Mac lion smb samba

When setting up my XBMC instances, I wanted to have a central machine in my house serve up all my media, and for that I chose to use my Mac OS X Lion machine. Since my XBMC machines are being powered by Windows 7 I ran into a bit of a predicament. In Mac OS X Lion, Apple started using the SMB2 protocol that Microsoft introduced in Vista back in 2006. Naturally this would be a welcomed change since the original protocol has been around since the Windows 3.1 days, but XBMC doesn’t include support for SMB2.

There are some alternative protocols you can try using, such as AFP or FTP, but even those have their drawbacks. XBMC 11 added built-in support for AFP shares which is file sharing protocol that Apple prefers. In my case AFP isn’t even an option since Windows doesn’t natively support AFP, which means my XBMC machines don’t see the AFP shares. As far as the FTP goes Apple removed that functionality in Lion, but it can easily be restored. I didn’t want to go that route though because FTP connections limit some of what you can do with the media in XBMC, such as not being able to delete videos directly from the XBMC interface. So for me Samba/SMB was still my best option.

After some searching I came across a free app called SMBUp that restores the old-school SMB protocol compatibility in all its glory on your Mac OS X Lion install. You just have to download the app, open it up, and it will install a version of Samba that works beautifully with XBMC. As you can see in the screenshot above you’ll be provided a full interface for managing all of your shares, and you can even enable guest access to shares making it even easier to hook XBMC up to them.

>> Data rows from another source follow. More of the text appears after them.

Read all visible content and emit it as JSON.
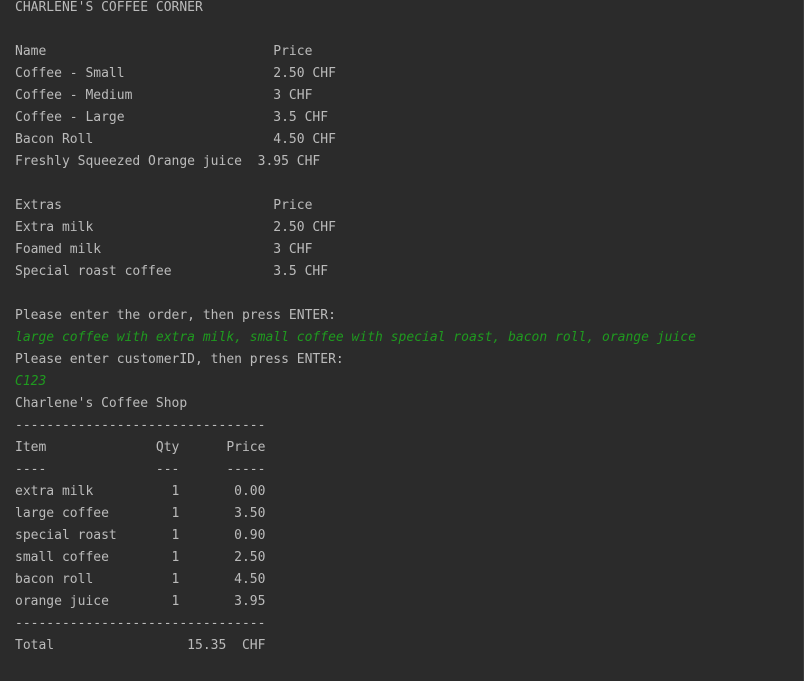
{
  "console": {
    "lines": [
      {
        "text": "CHARLENE'S COFFEE CORNER",
        "kind": "output"
      },
      {
        "text": "",
        "kind": "output"
      },
      {
        "text": "Name                             Price",
        "kind": "output"
      },
      {
        "text": "Coffee - Small                   2.50 CHF",
        "kind": "output"
      },
      {
        "text": "Coffee - Medium                  3 CHF",
        "kind": "output"
      },
      {
        "text": "Coffee - Large                   3.5 CHF",
        "kind": "output"
      },
      {
        "text": "Bacon Roll                       4.50 CHF",
        "kind": "output"
      },
      {
        "text": "Freshly Squeezed Orange juice  3.95 CHF",
        "kind": "output"
      },
      {
        "text": "",
        "kind": "output"
      },
      {
        "text": "Extras                           Price",
        "kind": "output"
      },
      {
        "text": "Extra milk                       2.50 CHF",
        "kind": "output"
      },
      {
        "text": "Foamed milk                      3 CHF",
        "kind": "output"
      },
      {
        "text": "Special roast coffee             3.5 CHF",
        "kind": "output"
      },
      {
        "text": "",
        "kind": "output"
      },
      {
        "text": "Please enter the order, then press ENTER:",
        "kind": "output"
      },
      {
        "text": "large coffee with extra milk, small coffee with special roast, bacon roll, orange juice",
        "kind": "input"
      },
      {
        "text": "Please enter customerID, then press ENTER:",
        "kind": "output"
      },
      {
        "text": "C123",
        "kind": "input"
      },
      {
        "text": "Charlene's Coffee Shop",
        "kind": "output"
      },
      {
        "text": "--------------------------------",
        "kind": "output"
      },
      {
        "text": "Item              Qty      Price",
        "kind": "output"
      },
      {
        "text": "----              ---      -----",
        "kind": "output"
      },
      {
        "text": "extra milk          1       0.00",
        "kind": "output"
      },
      {
        "text": "large coffee        1       3.50",
        "kind": "output"
      },
      {
        "text": "special roast       1       0.90",
        "kind": "output"
      },
      {
        "text": "small coffee        1       2.50",
        "kind": "output"
      },
      {
        "text": "bacon roll          1       4.50",
        "kind": "output"
      },
      {
        "text": "orange juice        1       3.95",
        "kind": "output"
      },
      {
        "text": "--------------------------------",
        "kind": "output"
      },
      {
        "text": "Total                 15.35  CHF",
        "kind": "output"
      }
    ]
  }
}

A lot of geeky people will argue that using the older protocol will drastically limit your transfer speeds compared to other methods, but I have not found that to be the case. In fact before installing SMBUp I was able to transfer files at 92MB/s to a Windows machine, which was being done with the newer SMB2 protocol. After installing SMBUp I saw speeds to the same machine reach 98MB/s, and that was with the older protocol. Not bad, and that shows that my gigabit network is on par to my expectations.

Tip: Most people treat the Samba and SMB terms as one-in-the-same, but in reality they are not. SMB/CIFS is pretty much only found in Microsoft Windows, whereas Samba is the free and open source version that you’ll find in the Mac and Linux OS. Samba was originally developed by reverse engineering SMB.